After a second, she coughed.
"Also… you're the only person here who I can trust with it. Not like I can just tell one of my kid sisters out there, right?"
White winced at the words. It… there were so many worse things she'd done. More damnable things she'd done. No point in dwelling on a minor point of reference. No point in making every other sin so much worse.
They were all children of the war. No worse. No better. And for all her crimes, White was still a better foster than the mother of all.
"Thank you for bringing this to my attention."
"Of course…"
The unspoken title sat between them. Another role White had forced herself into without knowing the real cost.
White stepped over it.
"I'll take it under advisement.

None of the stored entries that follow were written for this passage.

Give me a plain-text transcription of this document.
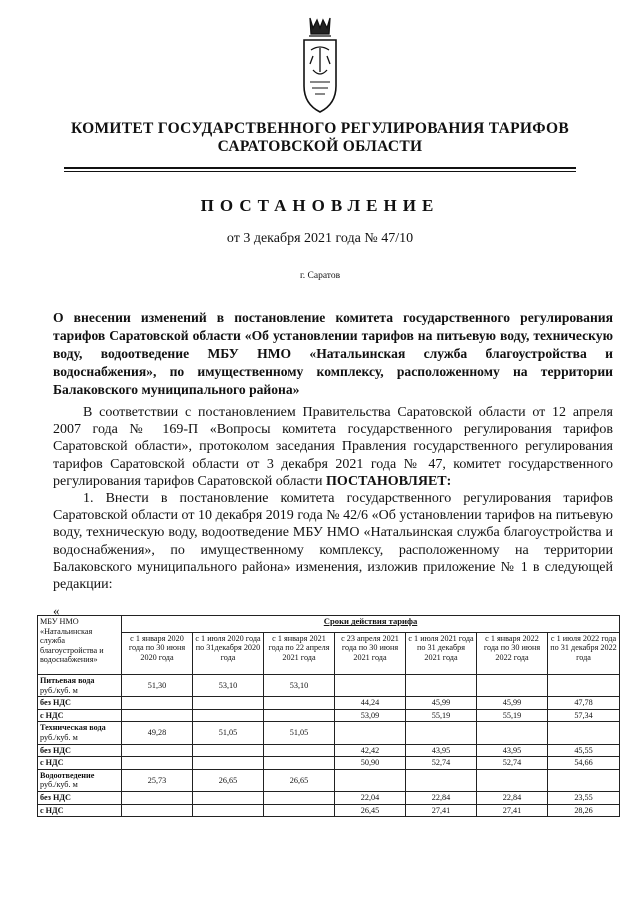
КОМИТЕТ ГОСУДАРСТВЕННОГО РЕГУЛИРОВАНИЯ ТАРИФОВ
САРАТОВСКОЙ ОБЛАСТИ
ПОСТАНОВЛЕНИЕ
от 3 декабря 2021 года № 47/10
г. Саратов
О внесении изменений в постановление комитета государственного регулирования тарифов Саратовской области «Об установлении тарифов на питьевую воду, техническую воду, водоотведение МБУ НМО «Натальинская служба благоустройства и водоснабжения», по имущественному комплексу, расположенному на территории Балаковского муниципального района»

В соответствии с постановлением Правительства Саратовской области от 12 апреля 2007 года № 169-П «Вопросы комитета государственного регулирования тарифов Саратовской области», протоколом заседания Правления государственного регулирования тарифов Саратовской области от 3 декабря 2021 года № 47, комитет государственного регулирования тарифов Саратовской области ПОСТАНОВЛЯЕТ:

1. Внести в постановление комитета государственного регулирования тарифов Саратовской области от 10 декабря 2019 года № 42/6 «Об установлении тарифов на питьевую воду, техническую воду, водоотведение МБУ НМО «Натальинская служба благоустройства и водоснабжения», по имущественному комплексу, расположенному на территории Балаковского муниципального района» изменения, изложив приложение № 1 в следующей редакции:

«
МБУ НМО «Натальинская служба благоустройства и водоснабжения»	Сроки действия тарифа						
	с 1 января 2020 года по 30 июня 2020 года	с 1 июля 2020 года по 31декабря 2020 года	с 1 января 2021 года по 22 апреля 2021 года	с 23 апреля 2021 года по 30 июня 2021 года	с 1 июля 2021 года по 31 декабря 2021 года	с 1 января 2022 года по 30 июня 2022 года	с 1 июля 2022 года по 31 декабря 2022 года

Питьевая вода
руб./куб. м	51,30	53,10	53,10				

без НДС				44,24	45,99	45,99	47,78

с НДС				53,09	55,19	55,19	57,34

Техническая вода
руб./куб. м	49,28	51,05	51,05				

без НДС				42,42	43,95	43,95	45,55

с НДС				50,90	52,74	52,74	54,66

Водоотведение
руб./куб. м	25,73	26,65	26,65				

без НДС				22,04	22,84	22,84	23,55

с НДС				26,45	27,41	27,41	28,26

Is there anything else you wished to add?"
"I'm not sure you'd want to hear it."
"Did you think I wanted to hear any of this?"
"...Fair. I feel that… Attacker model 2 might have insight into some of this."
"Again. The answer is no."
"We won't get any answers, then. It might turn out to just be a fluke in the data, or the aliens overestimating our forces, or God finally trying to make things right for everything he's done to us before now."
White doubted the last one even more than the rest.
"But if we can find anything, A2's our best lead."
She knew what a parent should do. Would have done. Deny the chance. Keep her… keep hope alive. Don't risk everything on one slim thread.
She also knew what was demanded of her as the commander of YoRHa. Everything in the Bunker only existed to bring victory. Every sacrifice was justified.
"I'll take it under consideration."
"Thank you!"
White turned away, unable to look Yonah in the eye again.
Androids were built to emulate humans, after all.
Sooner or later, they would have to sacrifice their god.
(Author's notes: Hey. Good to be back. As usual, I hope you enjoyed the chapter, and also as usual, thanks for reading.
Poor White. She was so loyal and tries so hard. She deserved better. Really, though, she's in an interesting position, knowing enough of the truth to be sure she's doing monstrous things, but without quite enough information to know how useless her actions are in the grand scheme of things. The world of Automata tends to bring everyone into the gutters sooner or later, but White is more aware of, and less able to escape, her sins than most of the cast. I don't think having an additional lie on top of the rest would make her life much better.
So, until I see you again, take care. And always remember that, no matter what your hacker says, you don't have to murder the party tank.)